Go to God continually. Look unto Jesus! For every look at your sin take ten looks at Jesus, M’Cheyne reminds us. May God must come to us! This ever-increasing glory comes from the Lord. The exercise of blessing is optional with God. We can cry, and we can arrange weekly prayer meetings for revival, but the ever-increasing glory, says the apostle here, “comes from the Lord who is the Spirit.” This is his grand prerogative. The account of the day of Pentecost in Jerusalem begins with the word ‘suddenly.’ The sound of the rushing mighty wind came as an utter shock to everyone there. There are times when the Lord who is the Spirit comes in utterly unpredictable ways – at an ‘ordinary’ prayer meeting, in a little chapel on a Sunday night with no announcement made of anything special but then increasingly, as the service continues, there is a consciousness that this is no ordinary meeting at all, and the whole congregation and the neighbourhood are changed for years to come. And I want to plead with you to have a place in your theological universe for events like that which come from rent heavens and are a result of the pure vertical descent of the Lord who is the Spirit.

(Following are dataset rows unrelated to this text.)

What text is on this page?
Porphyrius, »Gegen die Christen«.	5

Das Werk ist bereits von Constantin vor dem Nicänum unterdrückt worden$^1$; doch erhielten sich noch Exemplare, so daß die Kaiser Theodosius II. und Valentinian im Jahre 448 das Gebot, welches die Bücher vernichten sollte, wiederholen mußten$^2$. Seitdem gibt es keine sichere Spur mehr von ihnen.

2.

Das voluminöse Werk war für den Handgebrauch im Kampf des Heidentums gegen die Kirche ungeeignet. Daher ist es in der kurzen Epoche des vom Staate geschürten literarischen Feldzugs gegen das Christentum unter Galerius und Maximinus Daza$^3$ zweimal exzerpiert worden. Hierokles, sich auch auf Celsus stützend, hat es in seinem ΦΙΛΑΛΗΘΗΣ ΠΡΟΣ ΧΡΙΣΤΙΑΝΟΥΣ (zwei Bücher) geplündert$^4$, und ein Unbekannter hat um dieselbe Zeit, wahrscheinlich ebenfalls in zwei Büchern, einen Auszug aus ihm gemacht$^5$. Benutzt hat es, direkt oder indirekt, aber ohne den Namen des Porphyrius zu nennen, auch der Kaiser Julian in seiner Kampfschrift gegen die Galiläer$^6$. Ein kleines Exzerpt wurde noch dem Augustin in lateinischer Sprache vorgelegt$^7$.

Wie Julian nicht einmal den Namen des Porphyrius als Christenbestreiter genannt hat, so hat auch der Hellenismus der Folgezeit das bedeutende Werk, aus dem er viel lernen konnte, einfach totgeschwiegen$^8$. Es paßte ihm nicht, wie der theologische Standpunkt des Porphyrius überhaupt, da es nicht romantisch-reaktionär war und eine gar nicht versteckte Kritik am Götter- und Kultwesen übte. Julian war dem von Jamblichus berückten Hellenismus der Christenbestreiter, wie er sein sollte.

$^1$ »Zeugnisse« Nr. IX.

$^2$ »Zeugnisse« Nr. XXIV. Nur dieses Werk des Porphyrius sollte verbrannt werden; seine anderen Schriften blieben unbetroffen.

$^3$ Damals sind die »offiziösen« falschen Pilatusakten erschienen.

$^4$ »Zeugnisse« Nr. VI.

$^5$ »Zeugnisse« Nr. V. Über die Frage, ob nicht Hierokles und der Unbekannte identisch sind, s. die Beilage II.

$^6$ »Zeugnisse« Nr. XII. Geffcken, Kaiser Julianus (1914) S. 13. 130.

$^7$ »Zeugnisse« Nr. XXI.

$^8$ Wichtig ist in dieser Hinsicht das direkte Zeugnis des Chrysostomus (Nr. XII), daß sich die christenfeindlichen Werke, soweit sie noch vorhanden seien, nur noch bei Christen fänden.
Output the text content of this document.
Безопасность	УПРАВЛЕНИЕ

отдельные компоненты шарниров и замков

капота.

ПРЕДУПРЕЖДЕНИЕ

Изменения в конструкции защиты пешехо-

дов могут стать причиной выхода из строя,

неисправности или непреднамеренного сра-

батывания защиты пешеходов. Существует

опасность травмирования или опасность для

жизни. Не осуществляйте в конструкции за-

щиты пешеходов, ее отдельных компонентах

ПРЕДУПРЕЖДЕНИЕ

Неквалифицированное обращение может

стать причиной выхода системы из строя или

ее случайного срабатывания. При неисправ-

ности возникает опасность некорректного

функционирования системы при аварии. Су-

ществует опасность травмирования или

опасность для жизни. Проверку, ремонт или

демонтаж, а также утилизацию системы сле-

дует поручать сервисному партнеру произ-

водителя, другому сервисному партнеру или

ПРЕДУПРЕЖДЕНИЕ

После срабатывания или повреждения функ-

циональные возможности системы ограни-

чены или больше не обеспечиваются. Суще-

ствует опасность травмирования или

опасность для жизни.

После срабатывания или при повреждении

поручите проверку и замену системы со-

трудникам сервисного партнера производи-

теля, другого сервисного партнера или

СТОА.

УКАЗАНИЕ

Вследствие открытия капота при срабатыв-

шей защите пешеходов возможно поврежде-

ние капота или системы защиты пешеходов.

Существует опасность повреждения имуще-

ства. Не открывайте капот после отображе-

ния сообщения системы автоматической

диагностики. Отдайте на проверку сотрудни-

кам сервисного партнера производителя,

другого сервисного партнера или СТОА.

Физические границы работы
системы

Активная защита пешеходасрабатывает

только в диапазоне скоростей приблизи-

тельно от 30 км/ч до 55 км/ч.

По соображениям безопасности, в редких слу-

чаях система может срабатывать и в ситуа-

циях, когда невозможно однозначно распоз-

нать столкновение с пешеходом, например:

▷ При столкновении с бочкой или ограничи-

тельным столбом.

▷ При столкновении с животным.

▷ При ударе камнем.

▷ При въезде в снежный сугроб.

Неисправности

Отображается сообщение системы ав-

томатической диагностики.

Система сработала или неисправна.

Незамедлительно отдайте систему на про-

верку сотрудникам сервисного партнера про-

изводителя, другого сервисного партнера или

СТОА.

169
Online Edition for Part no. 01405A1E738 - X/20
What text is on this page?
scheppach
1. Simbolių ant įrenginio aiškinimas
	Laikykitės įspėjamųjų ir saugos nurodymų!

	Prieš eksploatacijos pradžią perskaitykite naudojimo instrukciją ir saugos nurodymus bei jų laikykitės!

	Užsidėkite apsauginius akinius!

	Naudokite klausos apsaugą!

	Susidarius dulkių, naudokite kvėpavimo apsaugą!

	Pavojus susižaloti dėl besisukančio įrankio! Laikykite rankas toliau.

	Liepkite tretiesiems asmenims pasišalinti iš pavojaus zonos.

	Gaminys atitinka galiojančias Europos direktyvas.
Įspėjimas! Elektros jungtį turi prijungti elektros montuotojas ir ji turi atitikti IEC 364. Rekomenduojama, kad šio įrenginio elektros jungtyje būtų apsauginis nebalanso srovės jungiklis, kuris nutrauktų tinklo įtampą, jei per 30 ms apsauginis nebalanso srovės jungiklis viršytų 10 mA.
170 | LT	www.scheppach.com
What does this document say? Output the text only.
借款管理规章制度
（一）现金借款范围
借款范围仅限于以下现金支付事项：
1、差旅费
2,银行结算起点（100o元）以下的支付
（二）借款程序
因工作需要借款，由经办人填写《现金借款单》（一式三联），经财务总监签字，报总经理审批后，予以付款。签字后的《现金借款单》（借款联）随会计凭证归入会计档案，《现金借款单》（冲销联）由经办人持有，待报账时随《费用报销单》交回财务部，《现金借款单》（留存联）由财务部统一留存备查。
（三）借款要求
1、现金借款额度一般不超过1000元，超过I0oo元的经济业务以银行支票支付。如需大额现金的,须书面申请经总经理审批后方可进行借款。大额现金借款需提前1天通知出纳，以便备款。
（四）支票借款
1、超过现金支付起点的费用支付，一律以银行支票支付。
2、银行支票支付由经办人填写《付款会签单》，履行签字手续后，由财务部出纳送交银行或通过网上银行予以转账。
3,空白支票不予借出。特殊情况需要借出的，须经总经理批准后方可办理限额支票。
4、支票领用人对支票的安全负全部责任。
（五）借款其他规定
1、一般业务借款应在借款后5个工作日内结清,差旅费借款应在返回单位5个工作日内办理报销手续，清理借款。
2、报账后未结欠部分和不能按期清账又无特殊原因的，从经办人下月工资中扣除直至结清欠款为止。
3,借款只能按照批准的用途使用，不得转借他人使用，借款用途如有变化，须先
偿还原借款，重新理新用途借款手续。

But let me remind of the great words of encouragement with which we began this section: “we …all reflect the Lord’s glory.” We all are being transformed whether such peak experiences are ours or not – every single lamb in Christ’s flock, and to what a likeness! “Into his likeness.” Think of it! All the divine insights of the aesthetic and all of omnipotence has come together to make the Lord who is the Spirit the most beautiful being that heaven and earth has ever seen. The glory of an angel compared to his is like comparing a toad to a young girl. Christ is the loveliest of ten thousand. That is, he is ten thousand times lovelier than the archangel, and we are being transformed into his likeness. You cannot believe it for it is so breath-taking, yet this is what we are told. God so loves his Son that he has determined to fill heaven with a countless multitude of men and women each one of whom is like the Lord Jesus.

I was sympathising with one of our young women this week whose unborn child has died in the womb and I was saying to her that waiting for her in glory just inside the gates of splendour in perhaps fifty years time there will be a being of inexpressible wonder who will introduce itself to her as her own child. There will also be some of our mentally-handicapped friends there, now so inarticulate but in that place the power of God will have transformed them in mind and body. How mind-blowing the sight of them will be. But most of all of ourselves! That we should be like him! Glorification is effectual in all the elect of God. It must be. It is the last link in the golden chain.

I believe in the great power of the word of God preached to us week by week to lift up Christ before us, and transform us, if it is only as much as a baby step today. He does not cease this work. He does not neglect us. We are in God’s hands and he is working to will and to do of his good pleasure in us. He will change us into the glory of Christ. He has made up his mind. Such experiences as Flavel’s and Sarah Edwards’ and Plantinga’s were rare even for those men, but I am pleading with you to be filled with hope for what God is able to do and has done in the past in transforming a grey depressing godless community into a place where Jesus dwells. “And we, who with unveiled faces all behold the Lord’s glory, are being transformed into his likeness with ever-increasing glory, which comes from the Lord, who is the Spirit.”